There is something odd and disturbing about the conventional wisdom surrounding the upcoming Third Plenum of the 18th Central Committee of the Chinese Communist Party (CCP). As the November 9-12 conclave draws near, the international community’s attention seems to be focused mainly on technocratic policy changes deemed essential to restructuring China’s state-dominated economy and reenergizing growth.
Will the government liberalize interest rates or loosen capital controls? How will the fiscal system be revamped? Will land reform be part of the package?
The list of such questions goes on. Outside China, the prevalent view among business leaders is that President Xi Jinping’s new administration has consolidated its power and acquired enough authority to push through far-reaching economic reforms. He and his colleagues need only to get the specific policies right.
On the surface, such thinking may seem reasonable. In China’s top-down political system, a unified leadership is seen as fully capable of forcing the bureaucracy to comply with its wishes. With Xi’s anti-corruption campaign in full swing, and the example of Bo Xilai’s imprisonment serving as a warning to the new president’s adversaries (no matter how senior they are), Chinese officials at all levels, it is widely believed, are likely to toe the line.
Unfortunately, this view is both too sanguine and naïve. It overestimates the effectiveness of anti-corruption campaigns in contemporary China (there have been many in the last three decades), and it overlooks the political sources of the country’s economic slowdown. While Xi’s efforts to cleanse the rot inside the Chinese party-state should be applauded, it is no less important to recognize their limits.
So far, Xi’s campaign has remained a conventional affair involving selective prosecution.
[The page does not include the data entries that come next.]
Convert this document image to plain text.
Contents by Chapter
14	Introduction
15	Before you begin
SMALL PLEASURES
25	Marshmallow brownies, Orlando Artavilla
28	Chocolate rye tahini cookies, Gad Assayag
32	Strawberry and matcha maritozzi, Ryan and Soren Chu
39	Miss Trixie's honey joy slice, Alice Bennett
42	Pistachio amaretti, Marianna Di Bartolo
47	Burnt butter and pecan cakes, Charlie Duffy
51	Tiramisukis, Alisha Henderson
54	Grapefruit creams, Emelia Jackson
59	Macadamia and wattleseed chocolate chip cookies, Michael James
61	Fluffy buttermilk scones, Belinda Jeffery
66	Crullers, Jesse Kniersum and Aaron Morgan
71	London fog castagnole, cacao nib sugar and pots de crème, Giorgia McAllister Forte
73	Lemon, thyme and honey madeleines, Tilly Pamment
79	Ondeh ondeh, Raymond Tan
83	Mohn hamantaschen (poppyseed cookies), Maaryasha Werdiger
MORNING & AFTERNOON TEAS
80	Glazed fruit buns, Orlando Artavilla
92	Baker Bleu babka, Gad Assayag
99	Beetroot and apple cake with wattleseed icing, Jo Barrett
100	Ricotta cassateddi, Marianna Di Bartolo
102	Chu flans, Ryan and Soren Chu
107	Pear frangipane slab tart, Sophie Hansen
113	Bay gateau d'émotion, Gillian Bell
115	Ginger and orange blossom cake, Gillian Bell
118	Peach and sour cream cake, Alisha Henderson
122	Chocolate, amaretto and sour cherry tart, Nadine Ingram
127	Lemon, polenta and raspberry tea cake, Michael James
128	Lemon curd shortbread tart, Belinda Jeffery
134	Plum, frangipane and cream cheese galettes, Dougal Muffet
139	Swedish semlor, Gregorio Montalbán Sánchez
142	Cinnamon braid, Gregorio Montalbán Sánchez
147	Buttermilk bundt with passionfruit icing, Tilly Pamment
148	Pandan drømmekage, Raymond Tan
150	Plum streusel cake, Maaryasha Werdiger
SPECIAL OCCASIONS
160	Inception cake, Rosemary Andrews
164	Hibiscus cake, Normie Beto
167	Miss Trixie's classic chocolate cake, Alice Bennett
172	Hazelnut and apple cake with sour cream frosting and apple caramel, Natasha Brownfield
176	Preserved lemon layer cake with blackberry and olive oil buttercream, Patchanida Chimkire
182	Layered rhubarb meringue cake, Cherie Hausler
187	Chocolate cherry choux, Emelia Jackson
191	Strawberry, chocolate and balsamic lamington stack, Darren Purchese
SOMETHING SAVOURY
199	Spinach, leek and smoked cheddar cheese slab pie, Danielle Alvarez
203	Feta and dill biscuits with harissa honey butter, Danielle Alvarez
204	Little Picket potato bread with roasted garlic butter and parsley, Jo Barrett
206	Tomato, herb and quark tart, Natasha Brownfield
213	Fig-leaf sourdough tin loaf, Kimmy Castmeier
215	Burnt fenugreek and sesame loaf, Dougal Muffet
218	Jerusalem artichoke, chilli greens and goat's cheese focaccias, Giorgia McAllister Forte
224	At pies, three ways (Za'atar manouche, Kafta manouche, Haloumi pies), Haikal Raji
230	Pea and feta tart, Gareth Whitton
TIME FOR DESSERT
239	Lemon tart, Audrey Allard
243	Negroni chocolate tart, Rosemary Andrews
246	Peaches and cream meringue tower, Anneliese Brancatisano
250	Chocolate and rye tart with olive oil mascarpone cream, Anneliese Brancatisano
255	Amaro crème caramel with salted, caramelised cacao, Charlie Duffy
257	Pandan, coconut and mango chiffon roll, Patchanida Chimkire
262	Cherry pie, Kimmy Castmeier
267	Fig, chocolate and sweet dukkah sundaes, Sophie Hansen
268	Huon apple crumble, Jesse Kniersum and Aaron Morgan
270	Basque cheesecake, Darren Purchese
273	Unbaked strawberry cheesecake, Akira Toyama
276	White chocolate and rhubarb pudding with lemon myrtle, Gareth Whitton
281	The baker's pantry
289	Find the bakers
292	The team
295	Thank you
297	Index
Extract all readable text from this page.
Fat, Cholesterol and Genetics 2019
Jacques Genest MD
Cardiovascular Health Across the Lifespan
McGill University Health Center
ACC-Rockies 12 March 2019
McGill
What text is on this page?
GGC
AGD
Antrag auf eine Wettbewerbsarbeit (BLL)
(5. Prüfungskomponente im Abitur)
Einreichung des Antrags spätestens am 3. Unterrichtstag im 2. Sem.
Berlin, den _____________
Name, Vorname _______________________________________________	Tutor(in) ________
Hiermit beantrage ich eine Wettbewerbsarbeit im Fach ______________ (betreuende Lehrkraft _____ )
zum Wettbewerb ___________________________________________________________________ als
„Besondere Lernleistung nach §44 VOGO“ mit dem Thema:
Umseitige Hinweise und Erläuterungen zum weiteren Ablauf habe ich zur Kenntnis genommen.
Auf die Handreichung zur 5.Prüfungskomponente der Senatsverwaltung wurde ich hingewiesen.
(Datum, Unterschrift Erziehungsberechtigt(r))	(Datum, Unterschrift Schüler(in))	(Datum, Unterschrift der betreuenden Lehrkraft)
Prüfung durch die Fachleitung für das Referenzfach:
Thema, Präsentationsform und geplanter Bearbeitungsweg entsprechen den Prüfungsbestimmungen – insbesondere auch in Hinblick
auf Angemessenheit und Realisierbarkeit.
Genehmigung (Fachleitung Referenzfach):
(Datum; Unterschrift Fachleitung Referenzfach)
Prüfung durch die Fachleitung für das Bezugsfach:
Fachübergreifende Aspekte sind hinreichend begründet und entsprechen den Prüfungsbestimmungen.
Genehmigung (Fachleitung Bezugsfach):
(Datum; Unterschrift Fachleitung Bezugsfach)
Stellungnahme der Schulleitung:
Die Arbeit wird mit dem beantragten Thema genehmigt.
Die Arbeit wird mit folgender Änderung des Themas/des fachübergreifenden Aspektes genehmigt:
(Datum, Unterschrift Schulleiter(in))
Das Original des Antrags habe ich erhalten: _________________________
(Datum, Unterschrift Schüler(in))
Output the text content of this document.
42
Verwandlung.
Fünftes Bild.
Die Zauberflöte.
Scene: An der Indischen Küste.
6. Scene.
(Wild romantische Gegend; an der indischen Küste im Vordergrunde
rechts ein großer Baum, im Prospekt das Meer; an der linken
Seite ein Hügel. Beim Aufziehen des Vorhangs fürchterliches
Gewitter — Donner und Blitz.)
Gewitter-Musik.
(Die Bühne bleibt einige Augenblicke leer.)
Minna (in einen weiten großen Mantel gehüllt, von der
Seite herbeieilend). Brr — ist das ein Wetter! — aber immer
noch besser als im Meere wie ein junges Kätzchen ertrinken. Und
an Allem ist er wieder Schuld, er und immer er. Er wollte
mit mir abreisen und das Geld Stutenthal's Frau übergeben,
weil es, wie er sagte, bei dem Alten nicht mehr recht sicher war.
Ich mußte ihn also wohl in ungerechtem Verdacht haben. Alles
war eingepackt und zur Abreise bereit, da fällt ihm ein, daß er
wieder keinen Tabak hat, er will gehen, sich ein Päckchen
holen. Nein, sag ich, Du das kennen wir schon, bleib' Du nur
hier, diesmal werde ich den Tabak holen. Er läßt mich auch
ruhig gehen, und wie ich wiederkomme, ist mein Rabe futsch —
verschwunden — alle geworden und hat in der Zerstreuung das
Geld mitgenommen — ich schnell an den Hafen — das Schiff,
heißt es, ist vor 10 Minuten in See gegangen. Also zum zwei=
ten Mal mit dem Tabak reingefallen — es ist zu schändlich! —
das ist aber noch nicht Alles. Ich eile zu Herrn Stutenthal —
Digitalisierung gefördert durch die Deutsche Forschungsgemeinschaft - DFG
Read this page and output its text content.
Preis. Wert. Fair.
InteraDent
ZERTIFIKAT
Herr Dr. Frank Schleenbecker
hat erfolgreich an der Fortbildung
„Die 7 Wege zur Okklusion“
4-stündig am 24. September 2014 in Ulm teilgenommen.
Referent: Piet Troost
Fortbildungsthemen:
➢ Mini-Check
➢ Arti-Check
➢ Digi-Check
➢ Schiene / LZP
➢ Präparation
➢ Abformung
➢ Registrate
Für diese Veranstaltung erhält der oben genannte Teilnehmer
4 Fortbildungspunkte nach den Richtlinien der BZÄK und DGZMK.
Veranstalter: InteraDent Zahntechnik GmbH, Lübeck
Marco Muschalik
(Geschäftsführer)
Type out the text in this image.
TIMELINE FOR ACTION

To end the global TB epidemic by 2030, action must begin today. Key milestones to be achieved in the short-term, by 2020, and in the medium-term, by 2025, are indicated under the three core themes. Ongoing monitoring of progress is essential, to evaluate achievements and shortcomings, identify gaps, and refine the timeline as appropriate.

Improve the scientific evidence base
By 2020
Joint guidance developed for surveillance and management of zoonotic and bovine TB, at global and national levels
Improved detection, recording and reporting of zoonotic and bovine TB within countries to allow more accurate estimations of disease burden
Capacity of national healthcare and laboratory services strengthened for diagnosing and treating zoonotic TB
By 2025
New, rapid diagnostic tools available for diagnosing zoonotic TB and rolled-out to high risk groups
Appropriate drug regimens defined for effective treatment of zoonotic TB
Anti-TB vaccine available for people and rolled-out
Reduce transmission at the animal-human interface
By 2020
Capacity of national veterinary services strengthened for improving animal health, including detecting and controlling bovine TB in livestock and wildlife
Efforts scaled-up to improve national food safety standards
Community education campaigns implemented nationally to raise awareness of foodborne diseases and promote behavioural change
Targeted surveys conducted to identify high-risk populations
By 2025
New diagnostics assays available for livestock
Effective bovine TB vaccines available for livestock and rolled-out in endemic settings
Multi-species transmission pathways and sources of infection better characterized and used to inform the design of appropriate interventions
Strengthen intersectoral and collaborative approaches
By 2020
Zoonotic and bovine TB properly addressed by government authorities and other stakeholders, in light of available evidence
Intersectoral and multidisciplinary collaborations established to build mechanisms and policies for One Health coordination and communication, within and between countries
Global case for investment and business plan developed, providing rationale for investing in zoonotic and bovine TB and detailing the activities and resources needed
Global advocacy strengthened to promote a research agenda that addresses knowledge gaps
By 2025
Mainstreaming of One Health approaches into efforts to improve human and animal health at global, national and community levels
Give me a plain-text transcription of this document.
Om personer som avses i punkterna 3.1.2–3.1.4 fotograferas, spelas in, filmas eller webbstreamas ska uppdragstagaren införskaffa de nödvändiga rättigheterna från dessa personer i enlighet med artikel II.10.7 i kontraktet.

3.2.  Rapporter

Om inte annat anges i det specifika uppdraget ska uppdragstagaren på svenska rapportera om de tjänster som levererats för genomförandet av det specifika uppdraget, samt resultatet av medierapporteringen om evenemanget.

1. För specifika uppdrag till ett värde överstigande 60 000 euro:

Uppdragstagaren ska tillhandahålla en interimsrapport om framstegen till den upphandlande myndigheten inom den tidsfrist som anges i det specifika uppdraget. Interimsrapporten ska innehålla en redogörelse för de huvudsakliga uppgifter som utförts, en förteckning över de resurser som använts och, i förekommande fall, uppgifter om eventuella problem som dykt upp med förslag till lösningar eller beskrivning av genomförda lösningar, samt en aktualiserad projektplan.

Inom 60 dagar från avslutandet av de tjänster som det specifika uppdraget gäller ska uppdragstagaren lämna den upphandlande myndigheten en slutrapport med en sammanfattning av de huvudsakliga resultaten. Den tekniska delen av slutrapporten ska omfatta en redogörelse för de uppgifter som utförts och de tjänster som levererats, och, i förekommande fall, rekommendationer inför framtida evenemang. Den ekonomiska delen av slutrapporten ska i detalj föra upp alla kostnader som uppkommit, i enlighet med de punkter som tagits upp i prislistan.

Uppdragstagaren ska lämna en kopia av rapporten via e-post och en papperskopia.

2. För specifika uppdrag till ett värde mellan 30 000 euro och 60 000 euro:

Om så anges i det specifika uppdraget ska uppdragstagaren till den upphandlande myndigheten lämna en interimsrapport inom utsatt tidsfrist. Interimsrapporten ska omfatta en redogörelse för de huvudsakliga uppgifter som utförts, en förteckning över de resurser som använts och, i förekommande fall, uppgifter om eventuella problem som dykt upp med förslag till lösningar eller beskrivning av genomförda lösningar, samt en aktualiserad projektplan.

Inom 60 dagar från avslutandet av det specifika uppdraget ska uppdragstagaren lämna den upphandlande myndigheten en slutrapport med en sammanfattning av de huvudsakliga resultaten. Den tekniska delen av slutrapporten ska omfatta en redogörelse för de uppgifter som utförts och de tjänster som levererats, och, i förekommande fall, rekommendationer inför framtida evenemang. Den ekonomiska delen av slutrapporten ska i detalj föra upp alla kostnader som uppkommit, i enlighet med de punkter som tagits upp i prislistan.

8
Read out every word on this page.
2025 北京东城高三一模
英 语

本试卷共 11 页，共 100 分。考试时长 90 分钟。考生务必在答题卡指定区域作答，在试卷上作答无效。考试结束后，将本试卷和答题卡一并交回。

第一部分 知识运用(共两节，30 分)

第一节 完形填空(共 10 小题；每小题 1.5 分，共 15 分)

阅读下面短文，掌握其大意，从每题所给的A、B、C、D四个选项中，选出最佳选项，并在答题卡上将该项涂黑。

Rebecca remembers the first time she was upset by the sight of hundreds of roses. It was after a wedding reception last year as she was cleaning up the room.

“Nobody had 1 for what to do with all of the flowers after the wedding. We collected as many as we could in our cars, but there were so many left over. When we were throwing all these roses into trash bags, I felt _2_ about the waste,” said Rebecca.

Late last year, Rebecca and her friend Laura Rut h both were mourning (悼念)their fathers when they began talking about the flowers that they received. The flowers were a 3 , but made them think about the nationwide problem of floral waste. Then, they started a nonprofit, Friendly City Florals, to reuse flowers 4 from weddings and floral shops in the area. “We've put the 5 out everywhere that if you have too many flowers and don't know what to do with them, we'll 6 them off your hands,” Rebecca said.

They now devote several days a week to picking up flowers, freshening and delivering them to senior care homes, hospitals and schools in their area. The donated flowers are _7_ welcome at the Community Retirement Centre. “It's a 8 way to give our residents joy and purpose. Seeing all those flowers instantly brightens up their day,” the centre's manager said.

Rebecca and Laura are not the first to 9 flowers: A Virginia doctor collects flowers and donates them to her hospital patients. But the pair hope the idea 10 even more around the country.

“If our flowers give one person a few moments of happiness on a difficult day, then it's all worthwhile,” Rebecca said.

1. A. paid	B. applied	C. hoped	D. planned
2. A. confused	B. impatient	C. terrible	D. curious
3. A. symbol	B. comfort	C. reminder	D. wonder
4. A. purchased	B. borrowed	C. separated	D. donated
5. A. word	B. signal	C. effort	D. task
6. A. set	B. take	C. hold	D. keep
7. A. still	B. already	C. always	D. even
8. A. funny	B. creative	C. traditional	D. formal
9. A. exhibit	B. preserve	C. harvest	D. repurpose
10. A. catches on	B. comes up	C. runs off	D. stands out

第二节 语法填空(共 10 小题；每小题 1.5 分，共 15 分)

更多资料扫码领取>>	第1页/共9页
Given the central government’s well-known inability to enforce its policies at the local level and the prevalence of tight-knit patronage networks in Chinese provinces and cities, it is unrealistic to expect that the current anti-corruption drive will produce significantly better results than in the past.
Indeed, the fight against corruption is at war with itself, because Xi is simultaneously seeking to buttress one-party rule. But it is precisely the absence of effective checks on the exercise of power that encourages and sustains rampant corruption in the first place.
Optimism about the CCP’s ability to push through market-oriented reforms also ignores the real obstacles to future growth and prosperity, which do not include a lack of economic ideas or policy expertise; on the contrary, it is well known – even obvious – what kind of economic reforms are needed.
What prevents China from pursuing these reforms is a combination of opposition from powerful entrenched interest groups – state-owned enterprises, local governments, the economic-policy bureaucracy, and family members of political elites and well-connected businessmen – and flawed political institutions. Unless Xi and his colleagues demonstrate their resolve to overcome such opposition and launch comprehensive reforms, their chances of success are not high.
Compared with the two previous breakthroughs in reforming China’s economy, in 1978 and 1992, Xi faces a different environment and a much tougher challenge. Opponents of Deng Xiaoping’s reforms were ideologically driven; they had no personal stake in the Maoist political economy. Defeating them required building a winning coalition within the party, discrediting the communist ideology, and rallying public support, all of which Deng did.
Today, by contrast, members of the ruling elite benefit directly and immensely from the state-dominated economy. Market-oriented reform, by leveling the competitive playing field, would hurt their interests and reduce their privileges, making fierce opposition likely. Only by mobilizing pressure outside the party-state can these insiders be forced to accept some of the decentralizing and liberalizing reforms that China’s economy needs.
At that point, China will have a better chance of improving its legal institutions, increasing political accountability, strengthening protection of private property rights, and making the government genuinely – in Mao’s words – “serve the people.” Without real and significant political change, technocratic reform proposals will treat only the symptoms of China’s economic malaise, without addressing its underlying institutional causes.
In assessing the outcome of the Third Plenum, what observers should really be looking for is evidence of a bold strategy for political reform. If Xi and his colleagues produce no credible sign of such a commitment, everything else will be eyewash – and skepticism about China’s fate under their leadership eventually will be vindicated.
Minxin Pei is Professor of Government at Claremont McKenna College and a non-resident senior fellow at the German Marshall Fund of the United States.